Franz Kafka kept far more of his work in the drawer than he sent out into the world. At the time of his death at age forty, he’d published only a few collections of short stories and some single shorts. He left all his papers, unpublished works, partially completed books, and letters to his friend Max Brod, with instructions to burn them.
Max Brod intended to do no such thing. He said as much to Kafka. He planned to publish whatever he could. His reasoning–if Kafka had wanted them destroyed that badly, he would have chosen another executor. He didn’t, therefore Kafka must really have agreed with Brod’s plan.

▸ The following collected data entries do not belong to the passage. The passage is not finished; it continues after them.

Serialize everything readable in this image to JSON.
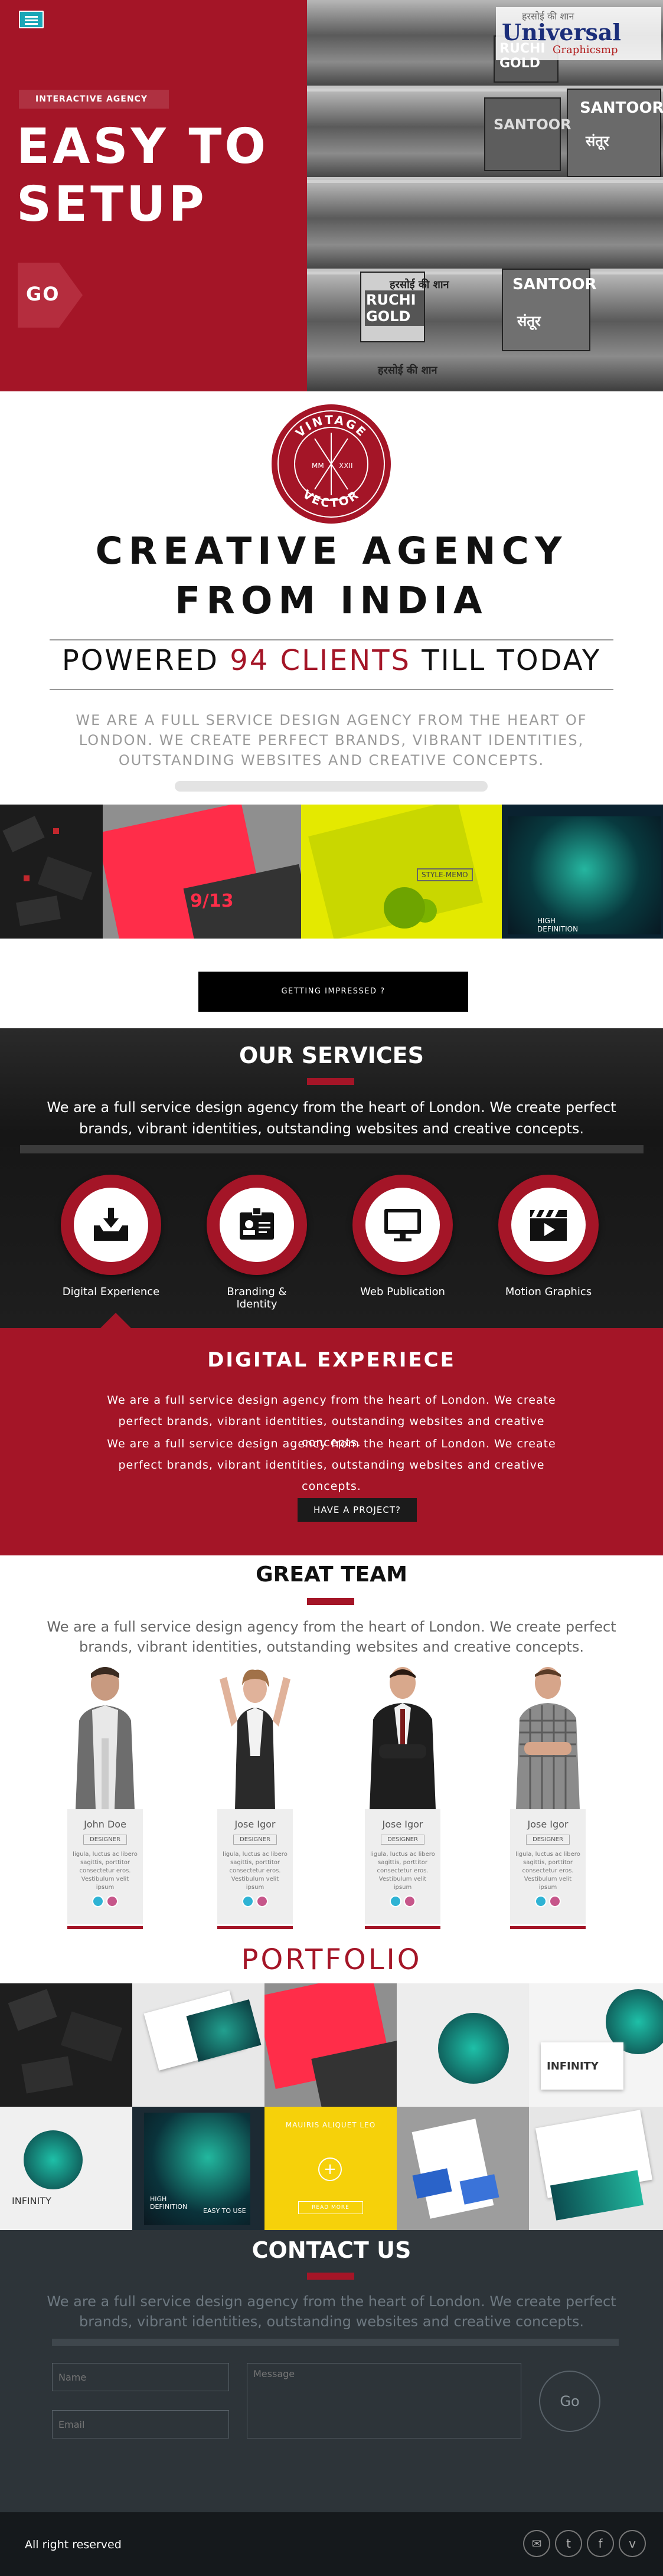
{
  "hero": {
    "tag": "INTERACTIVE AGENCY",
    "title_line1": "EASY TO",
    "title_line2": "SETUP",
    "go_label": "GO",
    "logo_hindi": "हरसोई की शान",
    "logo_main": "Universal",
    "logo_sub": "Graphicsmp",
    "brand1": "RUCHI GOLD",
    "brand2": "SANTOOR",
    "brand2_hindi": "संतूर",
    "shelf_hindi": "हरसोई की शान"
  },
  "badge": {
    "top": "VINTAGE",
    "bottom": "VECTOR",
    "left": "MM",
    "right": "XXII"
  },
  "creative": {
    "heading_line1": "CREATIVE AGENCY",
    "heading_line2": "FROM INDIA",
    "powered_prefix": "POWERED",
    "powered_count": "94 CLIENTS",
    "powered_suffix": "TILL TODAY",
    "paragraph": "WE ARE A FULL SERVICE DESIGN AGENCY FROM THE HEART OF LONDON. WE CREATE PERFECT BRANDS, VIBRANT IDENTITIES, OUTSTANDING WEBSITES AND CREATIVE CONCEPTS."
  },
  "gallery": {
    "tile2_text": "9/13",
    "tile3_text": "STYLE-MEMO",
    "tile4_text": "HIGH DEFINITION"
  },
  "getting_impressed_label": "GETTING IMPRESSED ?",
  "services": {
    "heading": "OUR SERVICES",
    "paragraph": "We are a full service design agency from the heart of London. We create perfect brands, vibrant identities, outstanding websites and creative concepts.",
    "items": [
      {
        "label": "Digital Experience",
        "icon": "inbox-download-icon"
      },
      {
        "label": "Branding & Identity",
        "icon": "id-card-icon"
      },
      {
        "label": "Web Publication",
        "icon": "monitor-icon"
      },
      {
        "label": "Motion Graphics",
        "icon": "clapperboard-icon"
      }
    ]
  },
  "digital": {
    "heading": "DIGITAL EXPERIECE",
    "para1": "We are a full service design agency from the heart of London. We create perfect brands, vibrant identities, outstanding websites and creative concepts.",
    "para2": "We are a full service design agency from the heart of London. We create perfect brands, vibrant identities, outstanding websites and creative concepts.",
    "button": "HAVE A PROJECT?"
  },
  "team": {
    "heading": "GREAT TEAM",
    "paragraph": "We are a full service design agency from the heart of London. We create perfect brands, vibrant identities, outstanding websites and creative concepts.",
    "members": [
      {
        "name": "John Doe",
        "position": "DESIGNER",
        "bio": "ligula, luctus ac libero sagittis, porttitor consectetur eros. Vestibulum velit ipsum"
      },
      {
        "name": "Jose Igor",
        "position": "DESIGNER",
        "bio": "ligula, luctus ac libero sagittis, porttitor consectetur eros. Vestibulum velit ipsum"
      },
      {
        "name": "Jose Igor",
        "position": "DESIGNER",
        "bio": "ligula, luctus ac libero sagittis, porttitor consectetur eros. Vestibulum velit ipsum"
      },
      {
        "name": "Jose Igor",
        "position": "DESIGNER",
        "bio": "ligula, luctus ac libero sagittis, porttitor consectetur eros. Vestibulum velit ipsum"
      }
    ]
  },
  "portfolio": {
    "heading": "PORTFOLIO",
    "overlay_title": "MAUIRIS ALIQUET LEO",
    "overlay_button": "READ MORE",
    "infinity_text": "INFINITY",
    "hd_text": "HIGH DEFINITION",
    "easy_text": "EASY TO USE"
  },
  "contact": {
    "heading": "CONTACT US",
    "paragraph": "We are a full service design agency from the heart of London. We create perfect brands, vibrant identities, outstanding websites and creative concepts.",
    "name_placeholder": "Name",
    "email_placeholder": "Email",
    "message_placeholder": "Message",
    "go_label": "Go"
  },
  "footer": {
    "rights": "All right reserved",
    "icons": [
      "email-icon",
      "twitter-icon",
      "facebook-icon",
      "vimeo-icon"
    ]
  },
  "colors": {
    "brand_red": "#a41527",
    "dark": "#1b1b1b",
    "contact_bg": "#2d3439",
    "menu_teal": "#1aa6b7"
  }
}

Brod took all the manuscripts with him when he emigrated to Israel, and published many of the stories plus the three novels. (The Trial, The Castle, and Amerika) When he died, he left Kafka’s papers–thousands of pages, and Kafka was thought to have burned about 90% of his work before his death–to his secretary, who in turn left them to her daughters. The family and the State of Israel are still duking it out in the courts about ownership.
This is some seriously fouled up estate planning, though the world does have access to the literary masterpieces that were intended to go up in smoke.
So–have you appointed anyone trustworthy to mind your hard drive when you’re gone? If you have intellectual property, do you have the details compiled, so that your literary executor knows who the contracts are with, and can tend your literary output to benefit the people you care about?
Are they on board with your intentions? And can they get at the passwords?